Buddleja oblonga

Scientific classification
- Kingdom: Plantae
- Clade: Tracheophytes
- Clade: Angiosperms
- Clade: Eudicots
- Clade: Asterids
- Order: Lamiales
- Family: Scrophulariaceae
- Genus: Buddleja
- Species: B. oblonga
- Binomial name: Buddleja oblonga Benth.
- Synonyms: Buddleja lythroides Kraenzl.;

= Buddleja oblonga =

- Genus: Buddleja
- Species: oblonga
- Authority: Benth.
- Synonyms: Buddleja lythroides Kraenzl.

Species of flowering plant

Buddleja oblonga is a species endemic to the Serra do Caparaó and south as far as Paraná in Brazil, where it grows in fields and damp thickets near streams at altitudes of 1,000 - 2,200 m.
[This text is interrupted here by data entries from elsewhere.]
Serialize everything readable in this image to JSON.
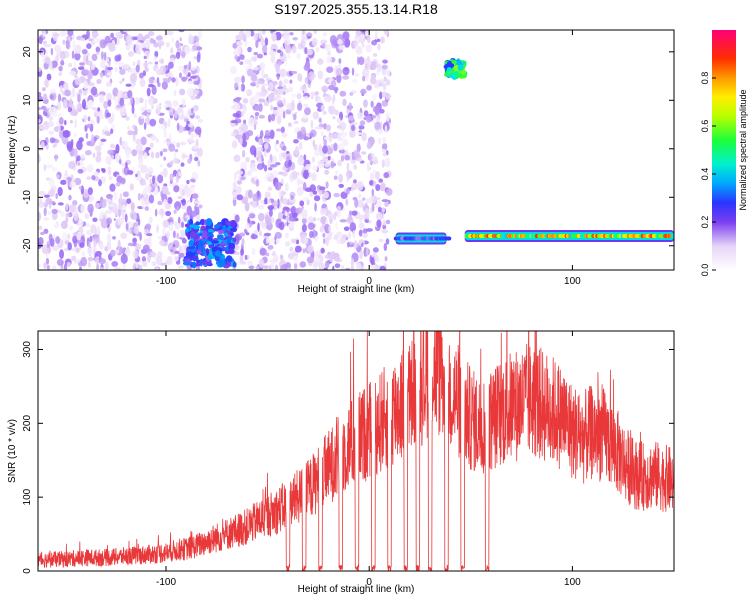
{
  "title": "S197.2025.355.13.14.R18",
  "chart_data": [
    {
      "type": "heatmap",
      "name": "spectrogram",
      "xlabel": "Height of straight line (km)",
      "ylabel": "Frequency (Hz)",
      "xlim": [
        -163,
        150
      ],
      "ylim": [
        -25,
        24.5
      ],
      "xticks": [
        -100,
        0,
        100
      ],
      "yticks": [
        -20,
        -10,
        0,
        10,
        20
      ],
      "colorbar": {
        "label": "Normalized spectral amplitude",
        "range": [
          0,
          1
        ],
        "ticks": [
          "0.0",
          "0.2",
          "0.4",
          "0.6",
          "0.8"
        ],
        "tick_values": [
          0,
          0.2,
          0.4,
          0.6,
          0.8
        ]
      },
      "features": [
        {
          "label": "noise floor",
          "x_range": [
            -163,
            -83
          ],
          "freq_range": [
            -25,
            24.5
          ],
          "amplitude": 0.1
        },
        {
          "label": "noise floor",
          "x_range": [
            -67,
            10
          ],
          "freq_range": [
            -25,
            24.5
          ],
          "amplitude": 0.1
        },
        {
          "label": "low-frequency burst",
          "x_range": [
            -90,
            -66
          ],
          "freq_range": [
            -24,
            -15
          ],
          "amplitude": 0.28
        },
        {
          "label": "carrier tone",
          "x_range": [
            13,
            38
          ],
          "freq_center": -18.5,
          "amplitude": 0.35
        },
        {
          "label": "high-frequency tone",
          "x_range": [
            38,
            47
          ],
          "freq_range": [
            15,
            18
          ],
          "amplitude": 0.45
        },
        {
          "label": "carrier tone",
          "x_range": [
            47,
            150
          ],
          "freq_center": -18,
          "amplitude": 0.9
        }
      ]
    },
    {
      "type": "line",
      "name": "snr",
      "xlabel": "Height of straight line (km)",
      "ylabel": "SNR (10 * v/v)",
      "xlim": [
        -163,
        150
      ],
      "ylim": [
        0,
        325
      ],
      "xticks": [
        -100,
        0,
        100
      ],
      "yticks": [
        0,
        100,
        200,
        300
      ],
      "color": "#e8383a",
      "series": [
        {
          "name": "SNR",
          "x": [
            -163,
            -150,
            -140,
            -130,
            -120,
            -110,
            -100,
            -95,
            -90,
            -85,
            -80,
            -75,
            -70,
            -65,
            -60,
            -55,
            -50,
            -45,
            -40,
            -35,
            -30,
            -25,
            -20,
            -15,
            -10,
            -5,
            0,
            5,
            10,
            15,
            20,
            25,
            30,
            35,
            40,
            45,
            50,
            55,
            60,
            65,
            70,
            75,
            80,
            85,
            90,
            95,
            100,
            105,
            110,
            115,
            120,
            125,
            130,
            135,
            140,
            145,
            150
          ],
          "values": [
            15,
            16,
            18,
            18,
            20,
            22,
            25,
            28,
            30,
            34,
            40,
            45,
            50,
            55,
            60,
            68,
            75,
            82,
            90,
            100,
            110,
            125,
            140,
            155,
            170,
            180,
            190,
            200,
            212,
            225,
            235,
            250,
            280,
            270,
            245,
            225,
            205,
            195,
            205,
            215,
            222,
            228,
            232,
            225,
            218,
            208,
            190,
            180,
            188,
            185,
            170,
            150,
            132,
            128,
            130,
            126,
            122
          ],
          "dropouts_to_zero": [
            -40,
            -32,
            -24,
            -14,
            -6,
            2,
            10,
            18,
            24,
            30,
            38,
            46,
            58
          ]
        }
      ]
    }
  ]
}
The species was first named and described by Bentham in 1846.

==Description==
Buddleja oblonga is a dioecious shrub with dark-brown longitudinally fissured bark. The young branches are quadrangular, bearing sessile oblong to elliptic membranaceous leaves 6 - 15 cm long by 0.8 - 3 cm wide, glabrous above and glabrescent below. The white inflorescences are 4 - 10 cm long, comprising 4 - 8 heads in the axils of the reduced terminal leaves, the heads 0.7 - 1.5 cm in diameter, with 5 - 9 flowers; the corollas 4.5 - 5.5 mm long.